Bir anne-baba için en büyük endişe, çocuğunun sağlıklı büyüyüp gelişmesidir. Yemesi, içmesi, uykusu hep takip edilir. Ama ya fark etmeden çocuğumuza zararlı bir şey yediriyorsak? Son yıllarda gıda sektöründe yapılan hileler ne yazık ki büyüyen bir sorun. Zeytinyağının içine başka yağ karıştırılıyor, bal diye glikoz şurubu satılıyor, süt ürünleri katkı maddeleriyle dolduruluyor. Etiketlerde “doğal”, “organik”, “katkısız” gibi kelimeler yazıyor ama gerçek çok başka olabiliyor.
Yetişkinler belki bu ürünlerin etkisini hemen hissetmeyebilir. Ama çocuklar? Onlar vücutlarını daha yeni inşa ediyor. Bir çocuğun kemik gelişimi, bağışıklık sistemi, beyin sağlığı — hepsi yediği gıdayla doğrudan bağlantılı. Hileli ürünler, bu doğal gelişim sürecini sessizce bozabiliyor. Düşünsenize, peynir diye yedirilen bir ürün aslında katkı maddesiyle dolu bir karışımsa... Ya da kahvaltı niyetine verilen ballar sadece şeker ve renklendiriciden oluşuyorsa… Bu sadece bir aldatmaca değil, çocuklarımızın sağlığını riske atmak demek. Üstelik bu gıda hileleri sadece fiziksel gelişimi değil, zihinsel gelişimi de etkiliyor. Kalitesiz besinler çocukların dikkatini azaltıyor, öğrenme hızlarını düşürüyor. Hatta bazı katkı maddeleri, hiperaktivite gibi davranış sorunlarını bile tetikleyebiliyor.
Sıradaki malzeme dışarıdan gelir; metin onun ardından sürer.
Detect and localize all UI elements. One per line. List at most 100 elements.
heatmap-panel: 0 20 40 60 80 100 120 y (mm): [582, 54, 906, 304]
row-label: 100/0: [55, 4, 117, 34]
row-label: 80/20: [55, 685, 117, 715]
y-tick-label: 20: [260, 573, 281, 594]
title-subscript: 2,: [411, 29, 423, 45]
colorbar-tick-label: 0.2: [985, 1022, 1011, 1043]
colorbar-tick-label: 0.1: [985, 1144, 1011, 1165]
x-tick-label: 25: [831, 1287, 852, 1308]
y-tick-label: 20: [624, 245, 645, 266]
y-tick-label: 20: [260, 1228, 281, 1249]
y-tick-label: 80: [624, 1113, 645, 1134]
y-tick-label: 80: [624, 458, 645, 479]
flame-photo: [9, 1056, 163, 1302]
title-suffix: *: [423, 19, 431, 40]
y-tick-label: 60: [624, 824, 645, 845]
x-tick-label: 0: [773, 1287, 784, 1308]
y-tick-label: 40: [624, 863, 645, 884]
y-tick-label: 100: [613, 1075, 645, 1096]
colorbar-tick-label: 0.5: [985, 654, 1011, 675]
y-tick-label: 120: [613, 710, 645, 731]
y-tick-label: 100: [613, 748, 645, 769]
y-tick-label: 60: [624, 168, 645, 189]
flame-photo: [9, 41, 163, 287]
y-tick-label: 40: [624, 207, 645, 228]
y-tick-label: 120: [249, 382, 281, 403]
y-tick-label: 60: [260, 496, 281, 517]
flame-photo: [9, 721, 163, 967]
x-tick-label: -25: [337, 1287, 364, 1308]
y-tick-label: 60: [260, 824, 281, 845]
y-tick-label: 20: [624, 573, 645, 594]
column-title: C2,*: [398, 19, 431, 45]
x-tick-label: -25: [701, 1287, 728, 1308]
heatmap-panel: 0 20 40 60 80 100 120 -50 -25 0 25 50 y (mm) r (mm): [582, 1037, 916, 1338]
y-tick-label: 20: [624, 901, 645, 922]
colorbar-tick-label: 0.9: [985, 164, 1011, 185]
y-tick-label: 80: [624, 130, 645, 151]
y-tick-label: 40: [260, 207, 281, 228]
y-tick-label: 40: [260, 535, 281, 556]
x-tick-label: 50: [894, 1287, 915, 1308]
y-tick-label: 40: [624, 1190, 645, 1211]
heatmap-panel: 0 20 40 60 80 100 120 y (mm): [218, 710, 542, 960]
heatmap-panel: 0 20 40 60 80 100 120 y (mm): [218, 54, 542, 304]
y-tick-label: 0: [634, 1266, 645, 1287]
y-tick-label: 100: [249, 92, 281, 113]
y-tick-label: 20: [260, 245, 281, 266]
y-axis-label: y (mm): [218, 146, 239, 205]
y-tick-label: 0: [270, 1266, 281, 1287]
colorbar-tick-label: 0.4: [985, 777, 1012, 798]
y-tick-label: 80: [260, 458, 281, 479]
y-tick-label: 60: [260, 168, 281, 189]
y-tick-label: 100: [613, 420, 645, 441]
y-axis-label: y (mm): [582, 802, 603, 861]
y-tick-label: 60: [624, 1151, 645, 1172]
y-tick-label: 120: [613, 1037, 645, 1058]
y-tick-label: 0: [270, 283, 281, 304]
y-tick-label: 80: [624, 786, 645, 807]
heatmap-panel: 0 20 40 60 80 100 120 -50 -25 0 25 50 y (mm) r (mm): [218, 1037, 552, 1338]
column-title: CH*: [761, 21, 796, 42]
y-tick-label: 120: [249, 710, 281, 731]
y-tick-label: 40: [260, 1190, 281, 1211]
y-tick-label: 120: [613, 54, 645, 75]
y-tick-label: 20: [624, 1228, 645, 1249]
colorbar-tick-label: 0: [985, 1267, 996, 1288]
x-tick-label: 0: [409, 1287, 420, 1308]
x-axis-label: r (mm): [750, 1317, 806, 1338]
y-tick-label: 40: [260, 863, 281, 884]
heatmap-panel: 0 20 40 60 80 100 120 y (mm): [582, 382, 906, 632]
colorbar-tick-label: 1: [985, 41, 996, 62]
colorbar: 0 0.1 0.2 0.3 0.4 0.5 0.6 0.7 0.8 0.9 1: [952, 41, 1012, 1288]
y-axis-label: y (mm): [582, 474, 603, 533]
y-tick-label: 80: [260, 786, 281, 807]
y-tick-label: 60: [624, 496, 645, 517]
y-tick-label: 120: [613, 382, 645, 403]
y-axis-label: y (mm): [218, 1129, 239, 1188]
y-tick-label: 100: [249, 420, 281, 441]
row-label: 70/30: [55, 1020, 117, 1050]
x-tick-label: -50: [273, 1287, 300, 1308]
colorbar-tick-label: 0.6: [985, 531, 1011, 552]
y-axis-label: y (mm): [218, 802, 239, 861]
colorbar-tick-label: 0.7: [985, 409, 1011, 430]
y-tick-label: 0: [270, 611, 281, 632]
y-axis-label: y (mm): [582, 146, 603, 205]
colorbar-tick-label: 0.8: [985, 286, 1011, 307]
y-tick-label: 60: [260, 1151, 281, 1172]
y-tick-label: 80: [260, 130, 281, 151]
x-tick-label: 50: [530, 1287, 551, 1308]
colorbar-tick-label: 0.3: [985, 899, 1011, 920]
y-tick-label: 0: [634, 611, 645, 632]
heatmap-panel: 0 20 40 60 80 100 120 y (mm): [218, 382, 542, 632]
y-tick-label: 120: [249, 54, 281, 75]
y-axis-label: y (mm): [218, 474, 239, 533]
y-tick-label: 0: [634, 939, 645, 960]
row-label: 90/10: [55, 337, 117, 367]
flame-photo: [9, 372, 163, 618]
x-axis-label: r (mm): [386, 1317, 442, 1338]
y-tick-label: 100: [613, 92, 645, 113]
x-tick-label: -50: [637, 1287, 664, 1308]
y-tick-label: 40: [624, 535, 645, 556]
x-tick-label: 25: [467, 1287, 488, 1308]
Peki biz ne yapabiliriz? Her şeyden önce bilinçli bir tüketici olmalıyız. Etiketleri okumayı alışkanlık haline getirmeliyiz. Ucuz ama şüpheli ürünleri almamalıyız. Yerel üreticilere, güvenilir markalara yönelmeliyiz.
Ancak “organik” kelimesine de sorgusuz güvenmemeliyiz. Ne yazık ki bazı ürünler sadece ambalajında “organik” yazdığı için sağlıklı sanılıyor. Oysa içeriği ve üretim şekli incelendiğinde birçok “organik” ürünün, bu tanımı sadece pazarlama aracı olarak kullandığı görülüyor. Gerçekten organik olup olmadığını anlamak için sertifika bilgilerine ve üretici detaylarına mutlaka bakmalıyız.
En önemlisi, çocuklarımıza da bu bilinci aşılamalıyız. Her doğal görünen ürün doğal değildir. Her organik yazan da gerçekten organik olmayabilir. Çünkü çocuklarımızı korumak sadece onları sevmekle olmaz.